Carlo Petrini: «La difesa del suolo è una questione politica»
Proposte di legge per frenare il consumo del suolo si susseguono dal 2011, ma puntualmente si arenano in uno dei due rami del Parlamento. Nel mentre, il tempo passa e a cadenza fissa assistiamo a nubifragi e disastri di cui il terreno depauperato è complice e che mettono in serio pericolo non solo la vita dei nostri concittadini, ma anche la salute e il futuro dei nostri figli. Il consumo di suolo – a beneficio in primo luogo di un’edilizia scellerata e non sempre necessaria – causa infatti il fenomeno dell’impermeabilizzazione del terreno che non riesce più ad assorbire l’acqua; le piogge perciò non riescono a penetrare nel suolo e da un lato allagano le città (in sette anni si è stimata una perdita di infiltrazione pari a circa 300 milioni di metri cubi di pioggia), dall’altro non vanno ad alimentare le falde, con il rischio di avere sempre meno acqua a disposizione, aumentano il dissesto idrogeologico e la pericolosità dei nostri territori.
L’ennesima prova che tutte le crisi che stiamo vivendo sono interconnesse, e che l’emergenza climatica è ancora più urgente poiché rende l’Italia sempre più vulnerabile ad eventi estremi che la terra, indebolita dal nostro operato dettato spesso da logiche speculative ed egoistiche, non è più capace di contenere.
L’Ispra ci dice che la Sicilia (abbiamo ancora nitide le immagini di qualche giorno fa di una Palermo allagata) è la regione che detiene la crescita in percentuale più alta di spreco di suolo nelle aree a pericolosità idraulica media, presentando lo stesso numero di edifici abitativi della Lombardia ospitando però la metà della sua popolazione (5 milioni contro 10). Tuttavia, più che un caso specifico, si può dire sia purtroppo un copione diffuso in tutta la penisola.

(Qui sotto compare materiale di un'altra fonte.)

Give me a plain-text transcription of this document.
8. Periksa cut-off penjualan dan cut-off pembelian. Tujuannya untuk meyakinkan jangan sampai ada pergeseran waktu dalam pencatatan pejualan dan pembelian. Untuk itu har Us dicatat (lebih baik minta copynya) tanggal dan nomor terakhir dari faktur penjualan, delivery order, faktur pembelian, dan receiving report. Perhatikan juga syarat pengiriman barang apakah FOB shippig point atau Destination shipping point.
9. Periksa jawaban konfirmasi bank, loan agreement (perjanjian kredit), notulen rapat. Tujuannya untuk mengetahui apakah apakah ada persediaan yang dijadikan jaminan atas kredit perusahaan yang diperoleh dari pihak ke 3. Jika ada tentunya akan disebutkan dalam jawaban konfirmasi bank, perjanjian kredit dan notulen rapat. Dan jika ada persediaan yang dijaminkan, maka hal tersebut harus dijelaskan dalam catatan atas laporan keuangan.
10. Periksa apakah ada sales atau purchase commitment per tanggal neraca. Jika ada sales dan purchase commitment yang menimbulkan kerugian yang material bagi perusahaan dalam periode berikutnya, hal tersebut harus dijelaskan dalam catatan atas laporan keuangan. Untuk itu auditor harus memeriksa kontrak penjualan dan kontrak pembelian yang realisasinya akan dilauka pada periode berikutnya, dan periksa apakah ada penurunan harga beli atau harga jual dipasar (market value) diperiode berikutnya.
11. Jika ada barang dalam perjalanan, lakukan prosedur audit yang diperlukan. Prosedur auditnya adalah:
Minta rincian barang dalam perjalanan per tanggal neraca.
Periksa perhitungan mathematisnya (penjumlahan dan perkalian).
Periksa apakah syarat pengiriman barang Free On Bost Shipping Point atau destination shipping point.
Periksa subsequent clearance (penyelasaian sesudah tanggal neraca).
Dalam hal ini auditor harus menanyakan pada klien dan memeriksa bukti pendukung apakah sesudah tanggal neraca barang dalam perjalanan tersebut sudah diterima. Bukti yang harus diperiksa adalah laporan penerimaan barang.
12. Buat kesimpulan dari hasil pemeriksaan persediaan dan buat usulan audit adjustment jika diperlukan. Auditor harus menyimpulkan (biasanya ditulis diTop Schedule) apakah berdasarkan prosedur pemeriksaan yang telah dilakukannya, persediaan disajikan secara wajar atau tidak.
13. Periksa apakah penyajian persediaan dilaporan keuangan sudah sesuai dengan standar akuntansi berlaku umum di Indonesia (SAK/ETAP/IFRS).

Questa continua rincorsa al consumo di suolo è infatti figlia di una mancata razionalizzazione ormai sistematica, dimostrata dal fatto che in Italia cresce più il cemento che la popolazione: dal rapporto emerge che nel 2019 sono nati 420 mila bambini e che quindi, considerando l’avanzamento di quasi 60km quadrati annuali – “è come se ogni neonato avesse portato nella sua culla ben 135 mq di cemento”, recita il rapporto.
Dati che dimostrano che non è ancora chiaro che la difesa del suolo, della sua fertilità e della sua stessa esistenza – intesa come radici delle nostre comunità – è una questione politica dirimente, proprio per la sua trasversalità e impatto su altri settori. Stando a dati raccolti in sette anni, infatti, sempre a causa del consumo del suolo si è persa per esempio la capacità di produrre 3,7 milioni di quintali di prodotti agricoli e 25.000 quintali di prodotti legnosi, per non parlare dell’occasione persa di stoccare 2 milioni di tonnellate di carbonio. Il danno economico potenziale relativo alla perdita dei servizi ecosistemici è invece pari a circa 3 miliardi di euro all’anno.
In Europa, per fortuna, qualcosa inizia a muoversi: oltre all’opportunità di transizione ecologica che offre il Green Deal, l’anno scorso il Commissario Europeo per la Ricerca, l’Innovazione e la Scienza ha istituito una Mission Board sulla Salute del Suolo. Questo comitato affianca la Commissione nell’individuazione di soluzioni concrete a favore delle aree marginali e delle produzioni di piccola scala custodi della sicurezza alimentare e della qualità del suolo.
La ripartenza a cui tutti aneliamo si trova infatti nella difesa del suolo inteso come bene comune, nella ricostruzione di sostanza organica, in un nuovo modello di agricoltura e di economia che non si basi più sull’estrazione ma sulla contribuzione.
Spero quindi in un investimento corretto dei fondi che abbiamo a disposizione, affinché siano di supporto a progetti rigenerativi, che razionalizzino l’uso delle risorse naturali e che siano a favore di una maggiore giustizia climatica e sociale. La terra non perdona.